Ramsey DJ, Goff DC, Wear ML, Labarthe DR, Nichaman MZ.
Sex and ethnic differences in use of myocardial revascularization
procedures in Mexican-Americans and non-Hispanic whites: the Corpus Christi
Heart Project.
J Clin Epidemiol 1997;50(5):603-9.
This study is a valuable contribution to the literature on differences
in cardiac care between Hispanic patients and white patients. The present
report is part of the Corpus Christi Heart Project, a population-based
surveillance program based in Nueces County, Texas for patients hospitalized
for coronary heart disease. The population of this county is 43% non-Hispanic
white and 52% of Hispanic origin (of these 92% are Mexican-American).

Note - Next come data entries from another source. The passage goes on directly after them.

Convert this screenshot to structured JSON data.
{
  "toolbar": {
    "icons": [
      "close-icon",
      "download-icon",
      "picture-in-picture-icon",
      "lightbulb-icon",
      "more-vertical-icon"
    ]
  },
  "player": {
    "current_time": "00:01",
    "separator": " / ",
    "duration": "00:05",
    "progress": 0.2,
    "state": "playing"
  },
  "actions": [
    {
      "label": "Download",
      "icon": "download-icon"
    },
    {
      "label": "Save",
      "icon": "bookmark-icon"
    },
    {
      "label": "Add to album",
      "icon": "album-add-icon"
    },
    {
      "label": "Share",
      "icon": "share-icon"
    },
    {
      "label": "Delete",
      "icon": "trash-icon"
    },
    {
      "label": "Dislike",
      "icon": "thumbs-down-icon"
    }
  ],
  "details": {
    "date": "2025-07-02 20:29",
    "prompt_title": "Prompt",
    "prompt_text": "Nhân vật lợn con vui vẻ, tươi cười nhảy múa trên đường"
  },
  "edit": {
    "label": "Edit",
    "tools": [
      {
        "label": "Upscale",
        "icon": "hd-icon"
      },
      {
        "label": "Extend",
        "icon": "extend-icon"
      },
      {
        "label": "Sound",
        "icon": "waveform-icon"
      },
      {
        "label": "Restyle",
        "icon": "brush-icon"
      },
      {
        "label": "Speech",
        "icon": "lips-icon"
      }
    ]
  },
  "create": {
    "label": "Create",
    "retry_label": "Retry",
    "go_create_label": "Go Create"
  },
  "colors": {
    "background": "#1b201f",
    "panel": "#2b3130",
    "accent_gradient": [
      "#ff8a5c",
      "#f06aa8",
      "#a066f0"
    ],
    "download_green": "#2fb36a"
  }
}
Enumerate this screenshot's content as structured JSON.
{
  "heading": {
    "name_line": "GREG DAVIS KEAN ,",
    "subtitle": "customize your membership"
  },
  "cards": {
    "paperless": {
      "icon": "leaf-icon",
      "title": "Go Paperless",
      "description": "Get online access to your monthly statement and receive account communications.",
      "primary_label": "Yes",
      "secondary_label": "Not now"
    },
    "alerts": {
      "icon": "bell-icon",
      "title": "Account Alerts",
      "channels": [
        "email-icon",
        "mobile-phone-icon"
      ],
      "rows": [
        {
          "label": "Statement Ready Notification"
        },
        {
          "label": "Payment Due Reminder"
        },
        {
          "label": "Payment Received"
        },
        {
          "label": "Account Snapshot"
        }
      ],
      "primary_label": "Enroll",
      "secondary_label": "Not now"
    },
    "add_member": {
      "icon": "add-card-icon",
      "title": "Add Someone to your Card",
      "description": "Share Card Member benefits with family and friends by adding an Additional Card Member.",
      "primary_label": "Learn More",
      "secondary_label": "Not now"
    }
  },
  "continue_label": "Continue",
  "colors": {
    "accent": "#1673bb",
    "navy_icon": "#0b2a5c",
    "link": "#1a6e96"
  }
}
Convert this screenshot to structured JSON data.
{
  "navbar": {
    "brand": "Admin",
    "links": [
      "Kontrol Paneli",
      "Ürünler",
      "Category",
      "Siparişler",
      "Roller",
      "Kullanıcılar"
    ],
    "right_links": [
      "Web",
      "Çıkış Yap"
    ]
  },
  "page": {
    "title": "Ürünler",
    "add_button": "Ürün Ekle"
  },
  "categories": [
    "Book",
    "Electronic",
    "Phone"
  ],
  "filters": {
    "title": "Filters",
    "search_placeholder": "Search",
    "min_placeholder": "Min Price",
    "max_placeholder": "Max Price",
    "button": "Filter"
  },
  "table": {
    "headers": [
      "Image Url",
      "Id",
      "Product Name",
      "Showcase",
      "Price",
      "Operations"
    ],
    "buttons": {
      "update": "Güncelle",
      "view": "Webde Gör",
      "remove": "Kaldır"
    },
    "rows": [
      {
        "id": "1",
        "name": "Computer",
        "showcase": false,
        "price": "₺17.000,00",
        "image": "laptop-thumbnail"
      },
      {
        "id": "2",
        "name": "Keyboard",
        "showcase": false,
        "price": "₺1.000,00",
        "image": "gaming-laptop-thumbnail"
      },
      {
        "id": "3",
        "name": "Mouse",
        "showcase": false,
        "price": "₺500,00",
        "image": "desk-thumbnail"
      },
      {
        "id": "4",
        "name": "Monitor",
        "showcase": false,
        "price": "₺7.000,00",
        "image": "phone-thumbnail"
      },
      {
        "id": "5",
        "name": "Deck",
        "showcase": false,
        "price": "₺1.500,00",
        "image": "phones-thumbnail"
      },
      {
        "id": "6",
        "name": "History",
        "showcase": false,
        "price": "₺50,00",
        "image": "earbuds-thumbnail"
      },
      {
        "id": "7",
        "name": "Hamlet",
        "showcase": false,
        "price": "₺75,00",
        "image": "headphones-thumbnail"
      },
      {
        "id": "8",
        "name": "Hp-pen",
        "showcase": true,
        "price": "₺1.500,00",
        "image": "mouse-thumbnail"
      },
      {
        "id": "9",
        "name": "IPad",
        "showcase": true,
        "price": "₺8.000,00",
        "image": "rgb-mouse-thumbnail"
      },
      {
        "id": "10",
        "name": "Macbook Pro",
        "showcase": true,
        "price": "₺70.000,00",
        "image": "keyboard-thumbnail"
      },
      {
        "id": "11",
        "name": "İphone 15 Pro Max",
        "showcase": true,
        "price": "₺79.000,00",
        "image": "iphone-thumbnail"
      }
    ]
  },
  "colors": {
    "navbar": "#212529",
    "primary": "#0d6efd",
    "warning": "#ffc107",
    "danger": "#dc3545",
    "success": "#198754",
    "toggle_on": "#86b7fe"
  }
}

For the purpose of this study, ethnicity was either self-reported or determined
by information in the hospital records.
Study participants were residents of Nueces County, between the ages
of 25 and 74 years, and were admitted with a definite or possible MI to
any of the seven acute care hospitals or any of the three hospitals performing
percutaneous transluminal coronary angioplasty (PTCA) or aortocoronary
bypass surgery (ACBS) between May 1, 1988 and April 30, 1990. Data were
collected and analyzed in three stages: (1) age-adjusted rates of use
of PTCA and ACBS in the general population were computed by direct standardization
to the 1990 Texas population; (2) rates of cardiac catheterization were
examined among patients hospitalized for MI; and (3) rates of PTCA and
ACBS were determined among patients who received catheterization during
a hospitalization for MI. The first stage of analysis was conducted to
identify potential subgroup differences that could be explained by differences
in health status (need for the procedures) or barriers to access. In the
second and third stages, a relatively homogenous group of patients, with
extensive clinical data on disease status, was examined to evaluate the
appropriateness of any observed gender or ethnic differences in the receipt
of revascularization procedures.
In the analysis of cardiac catheterization after MI, ethnic differences
were present. After potential confounders were controlled for, “Mexican-Americans
received catheterization 18% less often than non-Hispanic whites (p=0.11).”
These ethnic disparities were also present in the third stage of analysis.
Non-Hispanic whites received PTCA (23 versus 13%, p< 0.01), but not
ACBS, more frequently than Mexican-Americans. The differences persisted
after adjustment for disease severity and other potential confounders:
Mexican-Americans were 35% less likely to receive PTCA but not less likely
to receive ACBS as compared to non-Hispanic whites.
A limitation of the study is that the investigators did not control for
socio-economic status and medical insurance coverage, both of which are
significant barriers to receipt of cardiac care. Since the Mexican-American
population in the study area is “known to have lower per capita
income and lower educational attainment than non-Hispanic whites,”
the observed ethnic differences may be explained by class differences
in the study population.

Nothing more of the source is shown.